Abs. 1 Z 2 des mit "Voraussetzung für den rechtmäßigen Aufenthalt im Bundesgebiet" betitelten § 31 FPG idgF BGBl. I Nr. 27/2020 lautet wie folgt:
"(1) Fremde halten sich rechtmäßig im Bundesgebiet auf,
1. ...,
2. wenn sie auf Grund einer Aufenthaltsberechtigung oder einer Dokumentation des Aufenthaltsrechtes nach dem Niederlassungs- und Aufenthaltsgesetz zur Niederlassung oder zum Aufenthalt oder auf Grund einer Verordnung für Vertriebene zum Aufenthalt berechtigt sind;"
Abs. 1 des mit "Verlängerungsverfahren" betitelten § 24 Niederlassungs- und Aufenthaltsgesetz (NAG) idgF BGBl. I Nr. 24/2020 lautet wie folgt:
"(1) Verlängerungsanträge (§ 2 Abs. 1 Z 11) sind vor Ablauf der Gültigkeitsdauer des Aufenthaltstitels, frühestens jedoch drei Monate vor diesem Zeitpunkt, bei der örtlich zuständigen Behörde im Inland einzubringen; § 23 gilt. Danach gelten Anträge als Erstanträge. Nach Stellung eines Verlängerungsantrages ist der Antragsteller, unbeschadet der Bestimmungen nach dem FPG, bis zur rechtskräftigen Entscheidung über den Antrag weiterhin rechtmäßig im Bundesgebiet aufhältig. Über die rechtzeitige Antragstellung kann dem Fremden auf begründeten Antrag eine einmalige Bestätigung im Reisedokument angebracht werden, die keine längere Gültigkeitsdauer als drei Monate aufweisen darf. Diese Bestätigung berechtigt zur visumfreien Einreise in das Bundesgebiet. Der Bundesminister für Inneres ist ermächtigt, Form und Inhalt der Bestätigung durch Verordnung zu regeln."

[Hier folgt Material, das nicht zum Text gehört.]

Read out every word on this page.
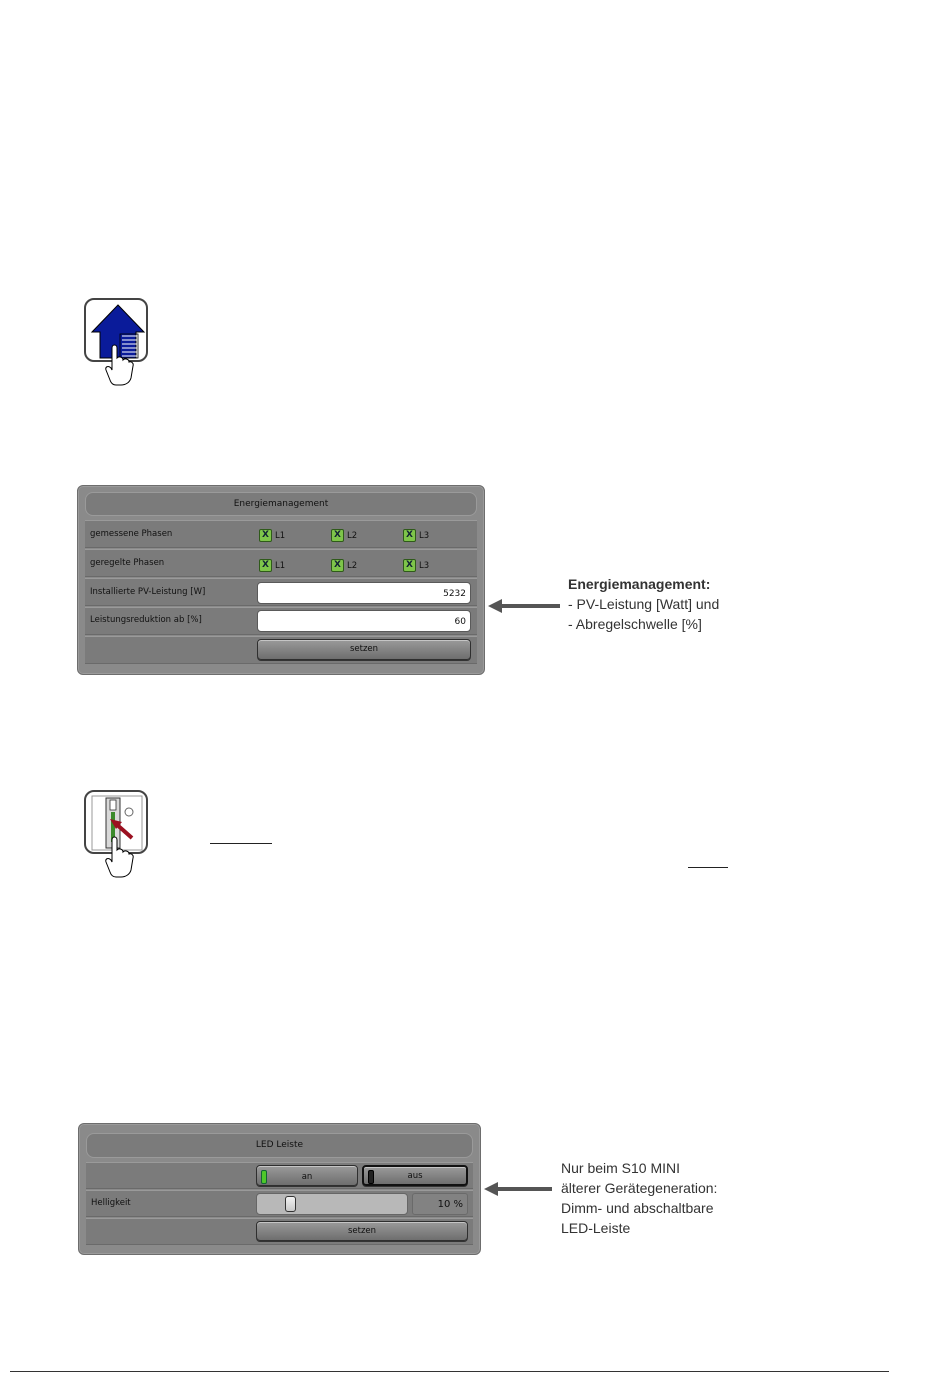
Energiemanagement
gemessene Phasen	X L1	X L2	X L3
geregelte Phasen	X L1	X L2	X L3
Installierte PV-Leistung [W]	5232
Leistungsreduktion ab [%]	60
setzen
Energiemanagement:
- PV-Leistung [Watt] und
- Abregelschwelle [%]
LED Leiste
an	aus
Helligkeit	10 %
setzen
Nur beim S10 MINI
älterer Gerätegeneration:
Dimm- und abschaltbare
LED-Leiste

Abs. 3 Z 3 des mit "Niederlassungsbewilligung" betitelten § 43 NAG idgF BGBl. I Nr. 24/2020 lautet wie folgt:
"(3) Im Bundesgebiet aufhältigen Drittstaatsangehörigen ist ein Aufenthaltstitel "Niederlassungsbewilligung" zu erteilen, wenn sie seit zwölf Monaten über,
1. ...,
3. eine "Aufenthaltsberechtigung" gemäß § 55 Abs. 2 AsylG 2005 oder
verfügen."
3.2. Anwendung im Beschwerdefall
Mit Erlassung des Beschlusses des Bundesverwaltungsgerichtes vom 03.06.2020, Zl. I403 2116525-2/2E, trat das Erkenntnis des Bundesverwaltungsgerichtes vom 11.11.2015, Zl. I403 2116525-1/5E im Umfang von Spruchpunkt II. ex tunc außer Kraft (vgl. Hengstschläger-Leeb, AVG § 70 AVG Rz 6). Daher ist Gegenstand des Verfahrens die Beschwerde gegen die Spruchpunkte III. und IV. des Bescheides des Bundesamtes für Fremdenwesen und Asyl vom 16.10.2015, mit welchen u.a. gegen die Beschwerdeführerin eine Rückkehrentscheidung erlassen wurde.
Da das Asylverfahren der Beschwerdeführerin negativ abgeschlossen wurde, hat sich die belangte Behörde im gegenständlich angefochtenen Bescheid vom 16.10.2015 auf § 52 Abs. 2 Z 2 FPG gestützt und eine Rückkehrentscheidung erlassen.
Das Verwaltungsgericht hat seine Entscheidung (und zwar auch dann, wenn es nicht "in der Sache selbst" entscheidet) an der zum Zeitpunkt seiner Entscheidung gegebenen Sach- und Rechtslage auszurichten (vgl. VwGH, 14.12.2016, Ro 2016/19/0005; VwGH, 16.12.2015, Ro 2014/03/0083).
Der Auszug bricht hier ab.